Ashok Ogra
With Covid 19 pandemic restrictions being eased considerably, the art and culture scene in several parts of the country has started to come alive again. The attendance at art galleries has shown a steady increase in recent weeks.
In this regard, noted artist Aashima Mehrotra who describes herself a ‘civil servant and a visual artist’ recently held her exhibition ‘Aaj Rang Hai’ at India International Centre, New Delhi. She uses various metaphors to celebrate what she calls ‘rendezvous with cosmos of colours.’
For Aashima, colours are like lanes and by-lanes that enable her to capture the beauty that she embraces when visiting different places, and or meeting people. As part of her official assignment- both in Railways and Civil Aviation ministries- she gets to travel intensively. She internalizes the sights and sounds and portrays the same in her paintings. ( BISMILLAH KHAN celebrating the beauty of colours through Shehnai)
‘All my works are a reflection of my experience and my personality’, she explains.
In her multilayered work she grapples with dualities, between what is visible and obvious and what lies beneath, unseen. To her the tangible is often the surface. The depth lies outside of the human gaze; it can be felt and understood only through heightened empathy. In the painting ‘IMLI’ one can see village women going about their chores retaining an inner dignity.

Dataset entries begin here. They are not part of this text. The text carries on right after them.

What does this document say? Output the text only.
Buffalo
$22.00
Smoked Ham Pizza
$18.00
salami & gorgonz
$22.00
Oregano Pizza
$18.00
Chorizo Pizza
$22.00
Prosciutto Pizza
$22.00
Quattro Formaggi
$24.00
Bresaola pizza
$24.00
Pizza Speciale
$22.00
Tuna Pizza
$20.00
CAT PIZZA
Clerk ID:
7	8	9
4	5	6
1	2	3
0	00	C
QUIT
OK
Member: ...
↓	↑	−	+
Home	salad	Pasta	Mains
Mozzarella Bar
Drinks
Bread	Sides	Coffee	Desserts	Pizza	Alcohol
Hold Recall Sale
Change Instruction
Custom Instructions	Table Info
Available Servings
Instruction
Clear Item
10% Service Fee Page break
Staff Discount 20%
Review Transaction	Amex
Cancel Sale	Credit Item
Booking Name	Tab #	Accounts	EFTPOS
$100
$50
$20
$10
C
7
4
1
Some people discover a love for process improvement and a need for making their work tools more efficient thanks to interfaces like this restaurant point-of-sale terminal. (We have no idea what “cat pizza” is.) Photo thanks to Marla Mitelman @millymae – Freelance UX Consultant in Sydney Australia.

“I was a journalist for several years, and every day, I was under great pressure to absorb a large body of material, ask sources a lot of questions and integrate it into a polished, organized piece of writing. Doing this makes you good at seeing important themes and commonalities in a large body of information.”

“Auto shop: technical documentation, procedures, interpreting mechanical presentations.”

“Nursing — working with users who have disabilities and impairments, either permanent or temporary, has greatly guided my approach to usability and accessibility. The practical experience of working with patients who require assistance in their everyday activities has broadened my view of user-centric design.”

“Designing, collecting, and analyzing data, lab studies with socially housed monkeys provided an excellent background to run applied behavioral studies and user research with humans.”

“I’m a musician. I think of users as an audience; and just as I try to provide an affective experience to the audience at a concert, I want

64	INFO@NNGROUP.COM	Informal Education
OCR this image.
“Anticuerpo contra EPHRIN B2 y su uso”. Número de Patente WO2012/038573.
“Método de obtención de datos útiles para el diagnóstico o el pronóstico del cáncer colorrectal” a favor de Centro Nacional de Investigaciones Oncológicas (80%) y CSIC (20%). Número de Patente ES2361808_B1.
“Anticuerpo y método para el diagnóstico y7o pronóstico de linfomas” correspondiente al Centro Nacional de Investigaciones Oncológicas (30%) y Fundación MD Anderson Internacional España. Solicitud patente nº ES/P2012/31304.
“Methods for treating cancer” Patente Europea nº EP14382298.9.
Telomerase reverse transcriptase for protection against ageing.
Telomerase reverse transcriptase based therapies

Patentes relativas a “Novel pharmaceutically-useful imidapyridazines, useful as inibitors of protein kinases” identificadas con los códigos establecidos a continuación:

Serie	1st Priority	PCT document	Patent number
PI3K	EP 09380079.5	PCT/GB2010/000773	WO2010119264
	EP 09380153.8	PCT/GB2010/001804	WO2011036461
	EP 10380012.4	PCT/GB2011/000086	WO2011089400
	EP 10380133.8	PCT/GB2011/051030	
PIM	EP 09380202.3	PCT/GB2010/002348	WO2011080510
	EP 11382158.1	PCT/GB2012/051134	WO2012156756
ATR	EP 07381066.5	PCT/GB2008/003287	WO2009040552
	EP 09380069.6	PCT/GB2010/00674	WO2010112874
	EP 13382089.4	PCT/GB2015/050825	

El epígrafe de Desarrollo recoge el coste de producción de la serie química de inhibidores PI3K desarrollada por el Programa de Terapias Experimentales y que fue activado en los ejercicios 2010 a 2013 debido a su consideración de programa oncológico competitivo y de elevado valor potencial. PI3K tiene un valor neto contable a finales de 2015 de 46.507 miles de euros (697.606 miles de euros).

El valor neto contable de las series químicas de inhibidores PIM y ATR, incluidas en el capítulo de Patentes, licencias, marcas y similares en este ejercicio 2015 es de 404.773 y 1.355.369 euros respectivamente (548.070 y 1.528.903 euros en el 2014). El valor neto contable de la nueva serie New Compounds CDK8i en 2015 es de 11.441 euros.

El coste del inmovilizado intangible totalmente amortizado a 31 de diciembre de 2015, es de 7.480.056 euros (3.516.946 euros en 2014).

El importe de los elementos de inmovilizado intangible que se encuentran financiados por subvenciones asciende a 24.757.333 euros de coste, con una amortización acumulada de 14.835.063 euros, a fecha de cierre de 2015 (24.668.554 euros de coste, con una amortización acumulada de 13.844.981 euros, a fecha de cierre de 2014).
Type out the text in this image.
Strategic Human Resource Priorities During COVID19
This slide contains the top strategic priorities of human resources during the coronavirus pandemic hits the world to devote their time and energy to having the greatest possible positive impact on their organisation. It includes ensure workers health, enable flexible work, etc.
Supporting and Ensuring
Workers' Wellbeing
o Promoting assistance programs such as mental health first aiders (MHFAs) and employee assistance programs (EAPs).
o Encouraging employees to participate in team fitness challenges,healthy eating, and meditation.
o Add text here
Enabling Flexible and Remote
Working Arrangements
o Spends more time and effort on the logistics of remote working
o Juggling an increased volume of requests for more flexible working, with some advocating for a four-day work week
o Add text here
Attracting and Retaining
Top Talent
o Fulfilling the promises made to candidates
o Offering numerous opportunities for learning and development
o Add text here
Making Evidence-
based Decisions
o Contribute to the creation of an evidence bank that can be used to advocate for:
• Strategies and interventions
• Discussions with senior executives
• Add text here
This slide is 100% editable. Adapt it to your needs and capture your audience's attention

Colours have fascinated Aashima since childhood. It was, therefore, only natural for her to get attracted to canvas and start painting very early in life. To further understand the finer nuances of art and hone her own skills, she studied the works of celebrated artists especially Nandlal Bose, Amrita Shergil, Monet, Picasso and Van Gogh. Her painting skills and technique acquired both sophistication and maturity under the guidance of renowned Kashmiri painter Veer Munshi.
Though influenced by impressionist and post-impressionist styles, Aashima has over the years developed her own distinctive style.
‘I am not shy of experimenting with abstract styles and mixed media that encompasses vivid imagination, originality and contrast, elements of nature and beautiful memories of nature,’ she elaborates.
(PRATYUSHA: Watercolour on Canvas)
Memories, in fact, are the seed of her voluminous oeuvre.
In her earlier solo exhibition titled ‘RANGVIDHA’ held at Jehangir Art Gallery, Mumbai in December 2019, Aashima brilliantly captured her journey of life through the beauty of colours. The exhibition drew decent response.
Her work has also been displayed in National level exhibitions of AIFACS, GMR, Lalit Kala Akademi and many others. She has also done more than 10 group exhibitions. She was selected at 4th place in “Art United – Together we stand” Art competition organized by New York Art Competition in collaboration with Agora Gallery, Japan Society and New York Federation of Arts in 2020 and 6th place in category Impressionism-Human by American Art Awards.
The urge to create her own individuality and yet be creative is also visible in her contempt for the concept of normalcy: ‘it disrobes you from all your freedom, imagination and emancipation,’ she announces.
For instance distortion in few of her paintings is a way of depicting altered state of existence- a reality as powerful as normalcy. (DISTORTED LIBERATION: Mixed media on canvas)
She extends this belief to portraits that can be seen transcending time and space. ‘Artists have tried to depict different moods of life and have tried to transcend that, which is obvious,’ she illuminates.
In ‘MUSIC OF SILENCE’ she captures the sound of music through language of colours- thus initiating an observer to listen with eyes.